Workshop methodology

This four-day workshop is designed to foster innovative thinking and strategic planning in the context of future-oriented technology and societal needs. Participants will engage in a series of structured activities to develop and refine their ideas, culminating in presentations that integrate these concepts into actionable strategies and narratives.

Day 1: Brainstorming and Design

  • Engage in thematic exploration to initiate brainstorming sessions.
  • Formulate and refine innovative ideas that weave together futuristic scenarios, involved technologies, and their societal impacts.
  • Prepare and showcase an artistic or digital mind map presentation to visually communicate the design fiction scenario.

Day 2 : Project Design

  • Conduct in-depth research and discussions on current technologies and societal trends to ground creative ideas in reality.
  • Assemble a comprehensive resource drive containing pertinent articles, trend reports, and case studies to support the project development.
  • Undertake a SWOT analysis to identify strengths, weaknesses, opportunities, and threats related to the proposed ideas.
  • Create a problem tree to visually map out the challenges and interconnections of the issues at hand.
  • Strategize and prioritize project actions using the MoSCoW method to outline clear implementation steps.

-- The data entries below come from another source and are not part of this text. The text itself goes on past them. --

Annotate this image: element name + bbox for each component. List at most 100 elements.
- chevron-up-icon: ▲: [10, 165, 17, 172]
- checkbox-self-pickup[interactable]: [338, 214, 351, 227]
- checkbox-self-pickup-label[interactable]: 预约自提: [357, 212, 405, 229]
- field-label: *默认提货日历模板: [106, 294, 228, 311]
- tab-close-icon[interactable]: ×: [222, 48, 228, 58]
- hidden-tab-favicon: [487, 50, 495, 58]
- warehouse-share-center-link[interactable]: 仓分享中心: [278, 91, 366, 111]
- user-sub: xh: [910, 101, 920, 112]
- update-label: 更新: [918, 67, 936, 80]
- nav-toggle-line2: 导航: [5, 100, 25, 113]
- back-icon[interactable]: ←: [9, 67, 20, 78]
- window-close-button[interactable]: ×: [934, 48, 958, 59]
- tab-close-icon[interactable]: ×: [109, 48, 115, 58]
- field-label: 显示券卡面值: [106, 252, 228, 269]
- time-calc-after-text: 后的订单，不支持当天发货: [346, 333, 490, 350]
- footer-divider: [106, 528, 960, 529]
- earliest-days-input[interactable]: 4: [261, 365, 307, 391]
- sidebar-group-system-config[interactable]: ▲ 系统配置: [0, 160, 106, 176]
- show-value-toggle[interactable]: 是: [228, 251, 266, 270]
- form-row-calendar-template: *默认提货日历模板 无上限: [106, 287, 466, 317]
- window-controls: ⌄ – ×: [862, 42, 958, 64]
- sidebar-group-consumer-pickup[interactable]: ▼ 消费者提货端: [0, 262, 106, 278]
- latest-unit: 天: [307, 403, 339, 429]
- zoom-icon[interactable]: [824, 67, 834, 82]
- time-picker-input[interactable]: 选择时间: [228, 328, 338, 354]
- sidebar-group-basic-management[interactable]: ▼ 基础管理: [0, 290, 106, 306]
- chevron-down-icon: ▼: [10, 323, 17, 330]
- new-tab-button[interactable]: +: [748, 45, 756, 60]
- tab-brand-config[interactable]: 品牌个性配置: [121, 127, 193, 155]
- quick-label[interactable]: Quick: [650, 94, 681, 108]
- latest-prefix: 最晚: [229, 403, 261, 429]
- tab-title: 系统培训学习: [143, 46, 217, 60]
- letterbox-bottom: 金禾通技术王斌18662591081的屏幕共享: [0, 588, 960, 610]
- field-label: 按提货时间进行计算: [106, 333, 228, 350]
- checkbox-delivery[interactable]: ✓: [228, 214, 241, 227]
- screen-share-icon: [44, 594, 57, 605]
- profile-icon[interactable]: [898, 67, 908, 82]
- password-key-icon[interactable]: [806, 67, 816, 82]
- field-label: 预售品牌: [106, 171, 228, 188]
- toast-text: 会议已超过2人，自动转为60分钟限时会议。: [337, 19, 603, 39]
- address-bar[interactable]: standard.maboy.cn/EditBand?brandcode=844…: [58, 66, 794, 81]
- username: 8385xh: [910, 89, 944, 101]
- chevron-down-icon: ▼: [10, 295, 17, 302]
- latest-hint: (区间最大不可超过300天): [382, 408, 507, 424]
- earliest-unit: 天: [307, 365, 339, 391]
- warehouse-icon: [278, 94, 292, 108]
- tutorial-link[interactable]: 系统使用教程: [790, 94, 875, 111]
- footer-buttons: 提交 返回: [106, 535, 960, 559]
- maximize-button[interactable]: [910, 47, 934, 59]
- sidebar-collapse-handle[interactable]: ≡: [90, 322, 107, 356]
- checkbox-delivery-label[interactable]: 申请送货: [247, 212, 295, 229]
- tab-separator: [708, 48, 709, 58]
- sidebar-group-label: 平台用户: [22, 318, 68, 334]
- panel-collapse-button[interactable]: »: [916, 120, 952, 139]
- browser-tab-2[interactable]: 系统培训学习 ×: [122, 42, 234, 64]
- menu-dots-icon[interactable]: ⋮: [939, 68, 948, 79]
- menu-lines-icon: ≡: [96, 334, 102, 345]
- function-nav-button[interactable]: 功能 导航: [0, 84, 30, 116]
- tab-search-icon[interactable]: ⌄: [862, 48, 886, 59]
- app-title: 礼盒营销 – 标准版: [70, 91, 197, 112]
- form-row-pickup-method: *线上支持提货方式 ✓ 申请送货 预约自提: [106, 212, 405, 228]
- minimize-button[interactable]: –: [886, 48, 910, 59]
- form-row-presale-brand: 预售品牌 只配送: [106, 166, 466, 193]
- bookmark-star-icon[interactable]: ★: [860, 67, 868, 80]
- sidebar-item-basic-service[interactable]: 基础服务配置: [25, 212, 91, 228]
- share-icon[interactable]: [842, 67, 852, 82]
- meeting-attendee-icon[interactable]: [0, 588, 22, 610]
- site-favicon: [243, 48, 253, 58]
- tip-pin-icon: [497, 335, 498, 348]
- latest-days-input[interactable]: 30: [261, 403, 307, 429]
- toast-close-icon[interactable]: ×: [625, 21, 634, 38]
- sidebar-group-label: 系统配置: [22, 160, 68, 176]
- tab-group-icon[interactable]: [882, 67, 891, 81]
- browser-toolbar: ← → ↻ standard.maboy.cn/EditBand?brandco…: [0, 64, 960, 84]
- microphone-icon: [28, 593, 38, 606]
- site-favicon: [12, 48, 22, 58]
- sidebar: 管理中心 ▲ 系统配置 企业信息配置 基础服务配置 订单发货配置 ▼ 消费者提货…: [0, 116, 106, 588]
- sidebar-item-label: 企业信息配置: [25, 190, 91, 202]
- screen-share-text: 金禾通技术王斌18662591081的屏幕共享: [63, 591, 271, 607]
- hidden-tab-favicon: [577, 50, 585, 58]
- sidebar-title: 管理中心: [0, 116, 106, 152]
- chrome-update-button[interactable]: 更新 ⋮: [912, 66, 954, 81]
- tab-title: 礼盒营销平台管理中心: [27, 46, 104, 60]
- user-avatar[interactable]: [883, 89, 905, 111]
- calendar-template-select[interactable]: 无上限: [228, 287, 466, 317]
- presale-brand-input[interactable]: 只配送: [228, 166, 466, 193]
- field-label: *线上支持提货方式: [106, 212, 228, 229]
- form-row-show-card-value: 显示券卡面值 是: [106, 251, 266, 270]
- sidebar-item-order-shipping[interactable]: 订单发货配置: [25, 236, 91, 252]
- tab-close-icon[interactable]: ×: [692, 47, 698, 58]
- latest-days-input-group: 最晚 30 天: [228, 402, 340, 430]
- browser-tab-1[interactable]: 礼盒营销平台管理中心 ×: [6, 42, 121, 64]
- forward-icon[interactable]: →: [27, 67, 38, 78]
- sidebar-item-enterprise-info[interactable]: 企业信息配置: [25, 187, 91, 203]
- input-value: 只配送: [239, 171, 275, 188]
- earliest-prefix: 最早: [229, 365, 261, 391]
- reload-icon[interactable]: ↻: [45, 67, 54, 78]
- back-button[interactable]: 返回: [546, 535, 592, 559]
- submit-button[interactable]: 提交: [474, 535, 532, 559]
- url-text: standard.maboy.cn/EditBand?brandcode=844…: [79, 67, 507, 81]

Day 3: Project Implementation

  • Define precise project objectives and identify the direct beneficiaries to ensure targeted outcomes.
  • Allocate responsibilities by identifying work packages and assigning potential leaders to each segment.
  • Establish key performance indicators to measure the project’s success.
  • Detail the necessary activities required for each work package and schedule these tasks effectively.
  • Assess and document potential risks, strategize on mitigating these risks, and plan for potential partnerships and resource allocations.

Day 4: Restitution and Evaluation

  • Facilitate a final presentation session where each group showcases their achievements and the speculative design narratives developed during the workshop.
  • Conduct a thorough discussion to critique and evaluate the proposed solutions, focusing on their feasibility, innovation, and potential for real-world application.
  • Discuss the integration of these design fictions into future teaching modules and research initiatives, encouraging ongoing collaboration and development.

This structured approach ensures that participants not only generate creative and forward-thinking ideas but also develop practical strategies for implementing these ideas, thereby bridging the gap between theoretical concepts and actionable solutions.

Team Building Components

  • Part 1: Creativity Workshop – “Innovation Passport” Teams receive a collective innovation passport, earning stamps or stickers for original ideas or significant contributions, fostering friendly competition an d maximizing creativity.
  • Part 2: Strategic Contextualization Workshop – “Problem Tree Teams deepen collaboration when each group develops a strategy based on a specific creative idea, later exchanging strategies for review and development.
  • Part 3: Vision Workshop – “Collective Collage” Teams create a visual collage of their shared future vision, which fosters a shared sense of ownership and vision among team members.
  • Part 4: Restitution Workshop – “Tree of Achievements” For the grand finale, the tree of achievements becomes a collective artwork where each team “plants” their ideas as leaves or fruits, illustrating the variety of projects or concepts born from their collaborative efforts.

Expected Outcomes

  • Ideas ready for interdisciplinary teaching and research.
  • Strengthened professional network and cross-sectoral collaboration.
  • Innovative strategies and projects for effective implementation.

Workshop Tools:

  • Innovation Passports: Physical document and reward contributions.
  • Problem Tree: Artistic materials or mind-mapping applications for problem and cause visualization.
  • Collective Collage: Artistic materials or graphic design software for visual representations.
  • Tree of Achievements: Artistic materials or mind-mapping applications.
  • Presentation Technologies: PowerPoint, Prezi, or similar tools for final presentations in the restitution workshop.